In crafting its policy, Yukon officials pinched ideas from other jurisdictions across Canada.
It was drafted in consultation with environmental groups and all First Nations, said mineral resources director Bob Holmes.
“Mine reclamation and closure should be an integral part of the mining life cycle, from beginning to end,” said Holmes.
“You can’t put a spade in the ground without knowing how you’re going to clean up the site when you’re finished,” he said, using Sherwood Copper Corporation’s Minto property near the North Klondike Highway as an example of an historic mine close to start-up.
“Right now, with Sherwood, all their licences are in place, and there’s a requirement in their licences to deposit another $350,000 upon starting of development.

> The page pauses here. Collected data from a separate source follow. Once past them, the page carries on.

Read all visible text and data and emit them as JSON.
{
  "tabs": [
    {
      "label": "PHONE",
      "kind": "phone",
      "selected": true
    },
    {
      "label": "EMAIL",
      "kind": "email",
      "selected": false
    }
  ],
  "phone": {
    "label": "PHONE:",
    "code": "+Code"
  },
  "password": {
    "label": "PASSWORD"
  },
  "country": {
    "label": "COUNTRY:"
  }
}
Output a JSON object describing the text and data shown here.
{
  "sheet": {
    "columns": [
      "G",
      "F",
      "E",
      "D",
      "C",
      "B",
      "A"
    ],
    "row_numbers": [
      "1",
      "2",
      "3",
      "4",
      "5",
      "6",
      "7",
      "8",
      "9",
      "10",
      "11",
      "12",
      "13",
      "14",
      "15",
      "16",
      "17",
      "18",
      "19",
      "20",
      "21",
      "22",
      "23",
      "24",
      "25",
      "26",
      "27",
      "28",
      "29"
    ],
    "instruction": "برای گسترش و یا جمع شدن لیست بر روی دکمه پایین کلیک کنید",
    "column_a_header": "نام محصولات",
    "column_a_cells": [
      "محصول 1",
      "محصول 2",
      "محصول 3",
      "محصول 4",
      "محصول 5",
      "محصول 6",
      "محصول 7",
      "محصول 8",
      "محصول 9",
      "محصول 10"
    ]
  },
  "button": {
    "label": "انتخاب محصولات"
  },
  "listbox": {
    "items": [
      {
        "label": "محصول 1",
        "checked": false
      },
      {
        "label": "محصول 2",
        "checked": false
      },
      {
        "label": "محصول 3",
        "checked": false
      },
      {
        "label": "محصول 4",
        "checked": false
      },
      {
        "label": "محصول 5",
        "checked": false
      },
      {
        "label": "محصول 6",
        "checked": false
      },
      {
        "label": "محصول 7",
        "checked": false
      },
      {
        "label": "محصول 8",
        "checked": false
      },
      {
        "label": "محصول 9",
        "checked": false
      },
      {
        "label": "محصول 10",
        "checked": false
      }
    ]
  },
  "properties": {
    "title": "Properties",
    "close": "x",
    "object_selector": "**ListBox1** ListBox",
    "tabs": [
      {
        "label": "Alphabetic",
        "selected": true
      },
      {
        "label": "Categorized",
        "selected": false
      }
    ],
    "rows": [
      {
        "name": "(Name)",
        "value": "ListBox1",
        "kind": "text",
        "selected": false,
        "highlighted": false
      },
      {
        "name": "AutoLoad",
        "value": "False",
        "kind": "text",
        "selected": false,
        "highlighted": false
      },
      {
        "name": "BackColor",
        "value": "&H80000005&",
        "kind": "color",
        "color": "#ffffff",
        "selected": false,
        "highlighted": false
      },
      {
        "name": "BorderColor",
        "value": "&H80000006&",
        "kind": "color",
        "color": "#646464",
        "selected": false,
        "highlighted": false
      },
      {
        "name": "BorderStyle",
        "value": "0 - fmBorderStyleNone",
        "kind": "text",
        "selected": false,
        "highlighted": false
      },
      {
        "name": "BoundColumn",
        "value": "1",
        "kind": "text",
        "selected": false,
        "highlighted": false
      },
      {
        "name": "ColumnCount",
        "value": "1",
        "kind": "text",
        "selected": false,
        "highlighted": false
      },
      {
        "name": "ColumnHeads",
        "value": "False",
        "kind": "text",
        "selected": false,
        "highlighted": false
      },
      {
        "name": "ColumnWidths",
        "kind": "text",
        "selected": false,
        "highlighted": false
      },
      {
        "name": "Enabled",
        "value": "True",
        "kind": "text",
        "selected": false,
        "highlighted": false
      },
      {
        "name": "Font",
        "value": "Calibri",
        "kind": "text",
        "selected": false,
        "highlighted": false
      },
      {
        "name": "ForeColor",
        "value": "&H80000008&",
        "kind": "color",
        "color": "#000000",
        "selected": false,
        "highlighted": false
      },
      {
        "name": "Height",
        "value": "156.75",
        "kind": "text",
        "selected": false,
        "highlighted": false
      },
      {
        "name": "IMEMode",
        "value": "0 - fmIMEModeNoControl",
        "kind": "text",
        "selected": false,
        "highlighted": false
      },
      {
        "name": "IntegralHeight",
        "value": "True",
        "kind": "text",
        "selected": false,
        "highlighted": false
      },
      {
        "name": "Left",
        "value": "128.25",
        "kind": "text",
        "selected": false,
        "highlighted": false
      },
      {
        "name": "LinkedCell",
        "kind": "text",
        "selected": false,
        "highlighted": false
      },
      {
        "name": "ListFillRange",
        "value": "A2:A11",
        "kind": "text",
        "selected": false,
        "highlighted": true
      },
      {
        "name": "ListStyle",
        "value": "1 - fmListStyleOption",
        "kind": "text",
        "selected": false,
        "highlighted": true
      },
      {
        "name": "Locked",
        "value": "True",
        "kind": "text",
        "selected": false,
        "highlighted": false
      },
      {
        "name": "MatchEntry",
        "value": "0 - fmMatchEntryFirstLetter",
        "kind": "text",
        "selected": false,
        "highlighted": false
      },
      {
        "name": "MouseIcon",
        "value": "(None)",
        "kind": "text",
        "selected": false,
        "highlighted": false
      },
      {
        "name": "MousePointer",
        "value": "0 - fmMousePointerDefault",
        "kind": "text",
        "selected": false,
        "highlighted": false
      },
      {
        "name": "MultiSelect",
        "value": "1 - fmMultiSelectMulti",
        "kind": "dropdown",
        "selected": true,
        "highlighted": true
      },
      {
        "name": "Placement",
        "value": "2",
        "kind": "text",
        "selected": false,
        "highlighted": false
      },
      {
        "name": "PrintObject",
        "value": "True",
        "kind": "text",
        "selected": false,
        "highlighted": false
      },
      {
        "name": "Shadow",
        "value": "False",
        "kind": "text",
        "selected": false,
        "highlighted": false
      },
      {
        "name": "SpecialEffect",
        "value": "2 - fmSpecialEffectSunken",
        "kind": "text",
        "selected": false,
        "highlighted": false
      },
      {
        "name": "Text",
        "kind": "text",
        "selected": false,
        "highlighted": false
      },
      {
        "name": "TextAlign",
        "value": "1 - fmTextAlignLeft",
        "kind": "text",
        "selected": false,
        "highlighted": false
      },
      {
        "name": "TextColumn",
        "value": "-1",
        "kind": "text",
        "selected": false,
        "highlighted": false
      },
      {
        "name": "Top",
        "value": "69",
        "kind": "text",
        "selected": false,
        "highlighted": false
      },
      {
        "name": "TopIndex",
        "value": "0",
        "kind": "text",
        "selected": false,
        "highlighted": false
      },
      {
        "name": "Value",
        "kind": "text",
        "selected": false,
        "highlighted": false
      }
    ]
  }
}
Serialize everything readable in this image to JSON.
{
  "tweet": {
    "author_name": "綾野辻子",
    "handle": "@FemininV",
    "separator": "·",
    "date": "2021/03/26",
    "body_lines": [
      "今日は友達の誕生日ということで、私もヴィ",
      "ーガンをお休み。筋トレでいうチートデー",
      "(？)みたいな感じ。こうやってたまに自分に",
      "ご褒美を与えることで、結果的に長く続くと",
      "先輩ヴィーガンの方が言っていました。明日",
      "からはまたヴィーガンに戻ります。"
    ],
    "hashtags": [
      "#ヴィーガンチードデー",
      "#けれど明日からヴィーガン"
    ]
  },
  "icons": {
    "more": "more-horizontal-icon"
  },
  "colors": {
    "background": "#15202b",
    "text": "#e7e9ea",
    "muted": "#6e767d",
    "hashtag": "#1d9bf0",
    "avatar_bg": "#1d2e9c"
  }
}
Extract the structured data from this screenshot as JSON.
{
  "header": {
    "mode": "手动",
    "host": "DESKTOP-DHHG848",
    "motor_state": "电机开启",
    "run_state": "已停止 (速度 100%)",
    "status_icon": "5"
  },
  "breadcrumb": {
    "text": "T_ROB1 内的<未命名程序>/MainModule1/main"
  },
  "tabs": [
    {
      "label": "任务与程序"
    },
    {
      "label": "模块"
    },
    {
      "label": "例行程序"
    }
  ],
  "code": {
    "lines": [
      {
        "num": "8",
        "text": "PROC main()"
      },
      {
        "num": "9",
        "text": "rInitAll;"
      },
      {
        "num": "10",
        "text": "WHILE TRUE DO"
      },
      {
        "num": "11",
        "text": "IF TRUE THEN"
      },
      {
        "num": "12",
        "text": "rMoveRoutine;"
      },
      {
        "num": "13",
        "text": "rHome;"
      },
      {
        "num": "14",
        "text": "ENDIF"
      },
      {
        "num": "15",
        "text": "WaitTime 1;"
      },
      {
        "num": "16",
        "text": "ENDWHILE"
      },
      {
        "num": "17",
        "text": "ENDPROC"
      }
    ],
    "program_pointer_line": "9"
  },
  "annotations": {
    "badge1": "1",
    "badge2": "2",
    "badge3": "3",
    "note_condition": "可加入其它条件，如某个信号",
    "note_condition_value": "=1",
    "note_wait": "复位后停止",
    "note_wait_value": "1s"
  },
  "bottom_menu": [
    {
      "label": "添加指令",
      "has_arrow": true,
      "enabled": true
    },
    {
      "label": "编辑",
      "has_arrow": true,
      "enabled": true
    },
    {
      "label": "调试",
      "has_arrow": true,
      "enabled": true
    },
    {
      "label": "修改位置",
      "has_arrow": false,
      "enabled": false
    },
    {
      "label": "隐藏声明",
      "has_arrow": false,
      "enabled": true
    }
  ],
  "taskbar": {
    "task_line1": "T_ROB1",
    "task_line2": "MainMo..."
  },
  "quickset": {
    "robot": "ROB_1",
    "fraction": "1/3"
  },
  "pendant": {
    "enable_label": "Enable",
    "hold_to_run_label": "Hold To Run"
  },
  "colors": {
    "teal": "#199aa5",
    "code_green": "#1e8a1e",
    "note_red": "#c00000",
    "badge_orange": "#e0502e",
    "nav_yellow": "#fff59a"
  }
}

“When that happens, we’re satisfied that we’ll have enough security to cover all the on-site liability.”
The Yukon Minerals Advisory Board endorsed the policy, saying it provides a “clear and consistent approach to mine closure” and “reflects the industry’s support of the modern practice of integrating mine closure and progressive reclamation into mine planning and operation,” according to a government release.
The policy still needs detailed technical and financial guidelines to identify specific reclamation standards and forms of acceptable financial security.
“It’s certainly not going to be a pick-up truck,” said Lang.
“We want to make sure we have enough money in the security that a third-party person could go in, under the government, and do the reclamation if the company defaults on the reclamation.
“Some form of security will be in place that we can turn to hard cash, hire a third-party interest and do the reclamation at that time.”
The minerals government is still working on policy details, and guidelines will be in place by April, said Lang.